La compañía biotecnológica Moderna ha celebrado su Science Day, un encuentro sectorial destinado a la actualización de sus programas de investigación y desarrollo temprano (mRED). La multinacional ejecuta actualmente un plan estratégico para consolidarse como una corporación diversificada y multimodal, articulando su crecimiento en torno a tres áreas comerciales de alta especialización: vacunas contra enfermedades infecciosas, terapias autólogas basadas en intismeran y tratamientos para enfermedades raras. Stéphane Bancel, consejero delegado de la firma, ha detallado que la hoja de ruta operativa se divide en tres horizontes estratégicos diseñados para validar, desarrollar y escalar la idoneidad de su plataforma de ARNm, apalancada en procesos de biofabricación replicables y sistemas avanzados de administración mediante nanopartículas lipídicas.

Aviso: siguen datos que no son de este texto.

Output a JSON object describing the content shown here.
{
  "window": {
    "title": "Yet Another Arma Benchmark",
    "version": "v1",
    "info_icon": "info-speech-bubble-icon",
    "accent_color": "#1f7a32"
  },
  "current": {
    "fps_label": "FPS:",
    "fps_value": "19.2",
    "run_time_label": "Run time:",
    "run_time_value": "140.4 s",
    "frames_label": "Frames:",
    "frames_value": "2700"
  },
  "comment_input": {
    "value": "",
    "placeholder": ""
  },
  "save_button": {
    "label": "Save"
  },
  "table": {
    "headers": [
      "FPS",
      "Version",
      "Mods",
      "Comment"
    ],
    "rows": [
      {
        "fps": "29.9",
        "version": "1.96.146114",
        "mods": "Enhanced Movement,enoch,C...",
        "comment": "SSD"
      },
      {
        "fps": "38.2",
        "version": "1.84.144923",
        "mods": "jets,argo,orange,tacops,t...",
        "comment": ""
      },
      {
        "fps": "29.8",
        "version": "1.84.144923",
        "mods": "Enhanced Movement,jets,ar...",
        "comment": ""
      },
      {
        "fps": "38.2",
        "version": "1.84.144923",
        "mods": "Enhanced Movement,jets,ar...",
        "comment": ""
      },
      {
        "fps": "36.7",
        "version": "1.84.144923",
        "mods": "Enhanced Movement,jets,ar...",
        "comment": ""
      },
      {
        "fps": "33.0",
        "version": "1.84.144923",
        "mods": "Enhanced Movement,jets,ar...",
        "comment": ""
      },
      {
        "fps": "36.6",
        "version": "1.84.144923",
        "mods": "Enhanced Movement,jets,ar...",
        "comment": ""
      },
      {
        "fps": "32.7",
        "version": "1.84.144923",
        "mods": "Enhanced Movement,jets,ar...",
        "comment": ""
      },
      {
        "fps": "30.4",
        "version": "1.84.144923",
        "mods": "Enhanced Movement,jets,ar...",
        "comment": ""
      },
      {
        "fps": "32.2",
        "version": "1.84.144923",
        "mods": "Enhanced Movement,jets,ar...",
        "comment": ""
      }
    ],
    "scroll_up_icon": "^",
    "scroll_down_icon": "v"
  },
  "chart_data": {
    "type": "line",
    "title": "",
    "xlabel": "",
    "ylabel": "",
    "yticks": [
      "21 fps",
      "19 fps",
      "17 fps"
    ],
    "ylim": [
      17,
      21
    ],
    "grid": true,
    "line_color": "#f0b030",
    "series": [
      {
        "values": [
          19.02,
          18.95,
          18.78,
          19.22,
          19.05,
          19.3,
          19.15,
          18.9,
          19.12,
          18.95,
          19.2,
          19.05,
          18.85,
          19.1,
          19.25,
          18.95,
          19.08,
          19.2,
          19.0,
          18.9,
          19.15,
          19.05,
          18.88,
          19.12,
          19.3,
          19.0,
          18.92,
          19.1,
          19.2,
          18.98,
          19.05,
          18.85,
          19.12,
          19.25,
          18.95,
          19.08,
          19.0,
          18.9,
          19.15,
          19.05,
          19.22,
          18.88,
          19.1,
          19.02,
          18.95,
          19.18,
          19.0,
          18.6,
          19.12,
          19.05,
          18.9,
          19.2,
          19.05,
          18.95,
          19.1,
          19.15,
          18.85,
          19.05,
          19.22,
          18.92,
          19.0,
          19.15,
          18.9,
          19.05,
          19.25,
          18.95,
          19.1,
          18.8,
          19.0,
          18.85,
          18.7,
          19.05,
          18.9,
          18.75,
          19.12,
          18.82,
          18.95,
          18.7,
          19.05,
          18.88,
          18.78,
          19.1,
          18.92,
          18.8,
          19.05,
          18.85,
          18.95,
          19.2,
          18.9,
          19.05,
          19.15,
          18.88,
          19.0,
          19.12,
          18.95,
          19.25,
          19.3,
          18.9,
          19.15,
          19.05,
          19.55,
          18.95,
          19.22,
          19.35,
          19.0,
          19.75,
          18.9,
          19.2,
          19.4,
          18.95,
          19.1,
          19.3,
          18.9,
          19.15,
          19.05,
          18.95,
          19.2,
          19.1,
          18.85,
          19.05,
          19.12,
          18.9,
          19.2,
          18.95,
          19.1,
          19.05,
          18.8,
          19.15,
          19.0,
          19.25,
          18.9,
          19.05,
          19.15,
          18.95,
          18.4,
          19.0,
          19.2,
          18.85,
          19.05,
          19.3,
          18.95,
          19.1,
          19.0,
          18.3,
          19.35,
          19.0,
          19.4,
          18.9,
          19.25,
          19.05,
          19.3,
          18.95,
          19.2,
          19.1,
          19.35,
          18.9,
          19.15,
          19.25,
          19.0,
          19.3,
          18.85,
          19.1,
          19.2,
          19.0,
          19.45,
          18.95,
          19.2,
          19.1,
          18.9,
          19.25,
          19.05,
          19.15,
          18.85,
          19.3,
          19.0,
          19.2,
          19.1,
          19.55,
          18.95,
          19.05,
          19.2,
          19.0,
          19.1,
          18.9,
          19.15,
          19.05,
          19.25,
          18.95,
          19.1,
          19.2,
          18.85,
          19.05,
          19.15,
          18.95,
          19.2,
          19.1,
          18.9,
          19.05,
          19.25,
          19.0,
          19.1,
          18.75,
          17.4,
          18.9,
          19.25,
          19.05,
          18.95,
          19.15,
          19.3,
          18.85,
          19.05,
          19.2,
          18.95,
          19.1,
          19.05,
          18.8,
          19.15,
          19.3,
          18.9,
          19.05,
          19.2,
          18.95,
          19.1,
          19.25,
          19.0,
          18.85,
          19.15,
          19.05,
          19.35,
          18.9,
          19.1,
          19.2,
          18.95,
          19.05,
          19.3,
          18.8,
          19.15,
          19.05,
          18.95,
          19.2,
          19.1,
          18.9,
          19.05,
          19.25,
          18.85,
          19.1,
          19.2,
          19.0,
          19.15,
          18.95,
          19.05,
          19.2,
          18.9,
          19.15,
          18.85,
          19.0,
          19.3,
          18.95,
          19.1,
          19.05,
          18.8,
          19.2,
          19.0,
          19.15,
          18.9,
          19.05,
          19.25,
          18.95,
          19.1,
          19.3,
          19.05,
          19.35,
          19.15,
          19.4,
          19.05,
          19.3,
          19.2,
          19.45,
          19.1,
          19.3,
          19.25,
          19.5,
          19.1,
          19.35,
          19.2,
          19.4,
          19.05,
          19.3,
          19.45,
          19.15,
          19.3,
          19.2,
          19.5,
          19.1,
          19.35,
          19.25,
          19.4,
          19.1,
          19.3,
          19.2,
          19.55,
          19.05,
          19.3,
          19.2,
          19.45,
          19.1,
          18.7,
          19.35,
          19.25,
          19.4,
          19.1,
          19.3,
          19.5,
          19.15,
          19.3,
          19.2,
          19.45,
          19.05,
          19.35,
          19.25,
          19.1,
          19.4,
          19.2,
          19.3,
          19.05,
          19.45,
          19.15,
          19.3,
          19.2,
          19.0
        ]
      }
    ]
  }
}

El denominado Horizonte 1 comprende los productos ya aprobados comercialmente por la compañía —Spikevax®, mRESVIA®, mNEXSPIKE® y mCOMBRIAX®— y las terapias en fase avanzada. Por su parte, el Horizonte 2 agrupa las líneas de investigación en pleno desarrollo clínico, con especial foco en la inmunoterapia oncológica. Entre los proyectos más destacados figura el mRNA-4194, el primer programa experimental de prevención del cáncer de la firma, orientado a evitar la progresión de lesiones premalignas en pacientes con síndrome de Lynch, cuyo ensayo de Fase 1/2 se iniciará este verano. Asimismo, la biotecnológica avanza en el estudio de Fase 1/2 del mRNA-4359 en melanoma y cáncer de pulmón no microcítico, y prevé disponer de los datos de Fase 1B para el mRNA-1195 —dirigido al tratamiento de la esclerosis múltiple— durante la segunda mitad de 2026.
La vanguardia disruptiva de la corporación se sitúa en el Horizonte 3, cuyas moléculas tienen el potencial de iniciar ensayos clínicos en humanos antes del cierre de 2027. En este segmento destaca el mRNA-6007, una terapia CAR-T in vivo diseñada para la eliminación selectiva de células B en patologías autoinmunes como el lupus eritematoso sistémico (LES). Esta tecnología permite reprogramar temporalmente las células inmunitarias de forma directa en el organismo del paciente, optimizando los procesos tradicionales de manufactura celular celular externa. Para acelerar el descubrimiento de estos candidatos, la compañía se apoya en su Motor de Inteligencia Científica, una infraestructura digital que combina inteligencia artificial, aprendizaje automático y robótica para explotar bases de datos biomédicas masivas y mitigar los riesgos asociados al desarrollo biotecnológico temprano.